Companies wishing to provide the training to local authority trading standards officers have until tomorrow to submit bids for the work.
The training programme comes as Defra maintains its work on preparations for the charging regime.
Updating its information on the scheme, the Department yesterday (January 7) highlighted the draft Parliamentary Order which will bring the regime into force, assuming the policy is approved by Parliament.
Defra’s guidance on the single use carrier bag charge says: “We will introduce a 5p charge on single-use plastic carrier bags in England in October 2015. There is already a similar 5p charge on single-use bags in Wales, Scotland and Northern Ireland. We laid the Single Use Carrier Bags Charges (England) Order 2015 in Parliament on 17 December 2014. The Order will be debated in both Houses of Parliament and is subject to Parliamentary approval before the 5p charge comes in on 5 October 2015.”

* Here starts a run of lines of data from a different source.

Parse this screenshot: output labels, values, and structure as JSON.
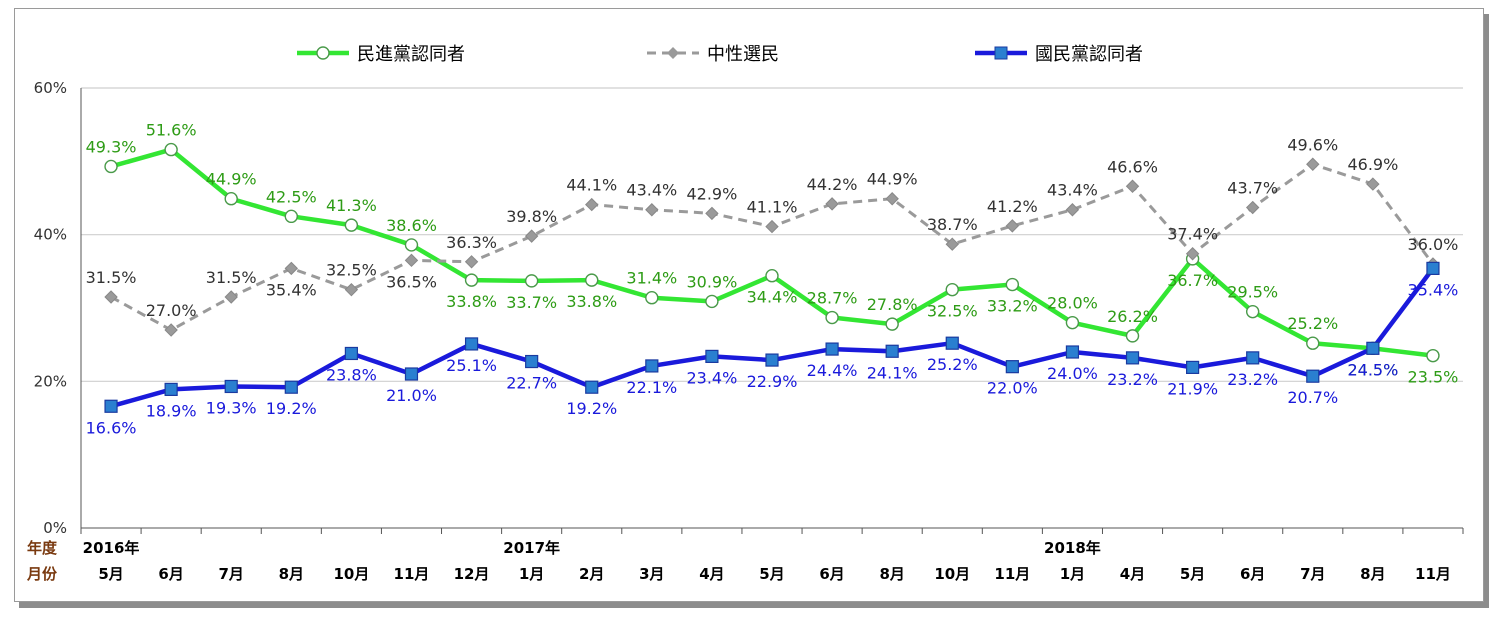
{
  "chart_data": {
    "type": "line",
    "categories": [
      "5月",
      "6月",
      "7月",
      "8月",
      "10月",
      "11月",
      "12月",
      "1月",
      "2月",
      "3月",
      "4月",
      "5月",
      "6月",
      "8月",
      "10月",
      "11月",
      "1月",
      "4月",
      "5月",
      "6月",
      "7月",
      "8月",
      "11月"
    ],
    "year_labels": [
      {
        "index": 0,
        "label": "2016年"
      },
      {
        "index": 7,
        "label": "2017年"
      },
      {
        "index": 16,
        "label": "2018年"
      }
    ],
    "row_headers": {
      "year": "年度",
      "month": "月份"
    },
    "yticks": [
      "0%",
      "20%",
      "40%",
      "60%"
    ],
    "ylim": [
      0,
      60
    ],
    "grid": true,
    "legend_position": "top",
    "series": [
      {
        "name": "民進黨認同者",
        "color": "#33e633",
        "values": [
          49.3,
          51.6,
          44.9,
          42.5,
          41.3,
          38.6,
          33.8,
          33.7,
          33.8,
          31.4,
          30.9,
          34.4,
          28.7,
          27.8,
          32.5,
          33.2,
          28.0,
          26.2,
          36.7,
          29.5,
          25.2,
          24.5,
          23.5
        ],
        "labels": [
          "49.3%",
          "51.6%",
          "44.9%",
          "42.5%",
          "41.3%",
          "38.6%",
          "33.8%",
          "33.7%",
          "33.8%",
          "31.4%",
          "30.9%",
          "34.4%",
          "28.7%",
          "27.8%",
          "32.5%",
          "33.2%",
          "28.0%",
          "26.2%",
          "36.7%",
          "29.5%",
          "25.2%",
          "24.5%",
          "23.5%"
        ]
      },
      {
        "name": "中性選民",
        "color": "#9a9a9a",
        "values": [
          31.5,
          27.0,
          31.5,
          35.4,
          32.5,
          36.5,
          36.3,
          39.8,
          44.1,
          43.4,
          42.9,
          41.1,
          44.2,
          44.9,
          38.7,
          41.2,
          43.4,
          46.6,
          37.4,
          43.7,
          49.6,
          46.9,
          36.0
        ],
        "labels": [
          "31.5%",
          "27.0%",
          "31.5%",
          "35.4%",
          "32.5%",
          "36.5%",
          "36.3%",
          "39.8%",
          "44.1%",
          "43.4%",
          "42.9%",
          "41.1%",
          "44.2%",
          "44.9%",
          "38.7%",
          "41.2%",
          "43.4%",
          "46.6%",
          "37.4%",
          "43.7%",
          "49.6%",
          "46.9%",
          "36.0%"
        ]
      },
      {
        "name": "國民黨認同者",
        "color": "#1a1adb",
        "values": [
          16.6,
          18.9,
          19.3,
          19.2,
          23.8,
          21.0,
          25.1,
          22.7,
          19.2,
          22.1,
          23.4,
          22.9,
          24.4,
          24.1,
          25.2,
          22.0,
          24.0,
          23.2,
          21.9,
          23.2,
          20.7,
          24.5,
          35.4
        ],
        "labels": [
          "16.6%",
          "18.9%",
          "19.3%",
          "19.2%",
          "23.8%",
          "21.0%",
          "25.1%",
          "22.7%",
          "19.2%",
          "22.1%",
          "23.4%",
          "22.9%",
          "24.4%",
          "24.1%",
          "25.2%",
          "22.0%",
          "24.0%",
          "23.2%",
          "21.9%",
          "23.2%",
          "20.7%",
          "24.5%",
          "35.4%"
        ]
      }
    ]
  }
}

Crucially, the Department is still pressing ahead with its plan to make only larger retailers, who employ more than 250 people, subject to the rules, even though it admits that the option to cover all retailers (apart from microbusinesses) would have higher net benefits. However, it reasons that “an overriding government priority is avoiding the imposition of regulatory requirements on small businesses”.
An impact assessment, published alongside the draft Parliamentary Order last month, confirms that there are no single-use plastic bags currently available that are genuinely biodegradable and all existing plastic biodegradable bags will be included in the charge.
"Once the development of the new standard is complete an exemption for biodegradable bags will be introduced"
The Department notes: “However, more work is to take place into the potential for using biodegradable bags and exempting them from the charge – some plastics recyclers have warned that biodegradable bags could jeopardise recycling.”
And, in its impact assessment, Defra says: “Since there will always be a need for some single-use carrier bags, Defra is promoting the development of a new standard for biodegradable bags that has fewer environmental impacts across its whole lifecycle, from production to disposal. Once the development of the new standard is complete an exemption for biodegradable bags will be introduced, but this will be covered by a separate impact assessment.”
Based on the results of these studies “we have decided to continue with a further stage of research”, the Department said, adding: “This will be looking at a promising film developed by Aquapak Polymers. This research will cost approximately £200,000 and will aim to develop the film into a prototype biodegradable bag. If this is successful, then Defra will spend approximately £180,000 more to develop ways of separating different types of waste.”
Aquapak is linked to the ADI Ltd group based in King’s Norton, Birmingham.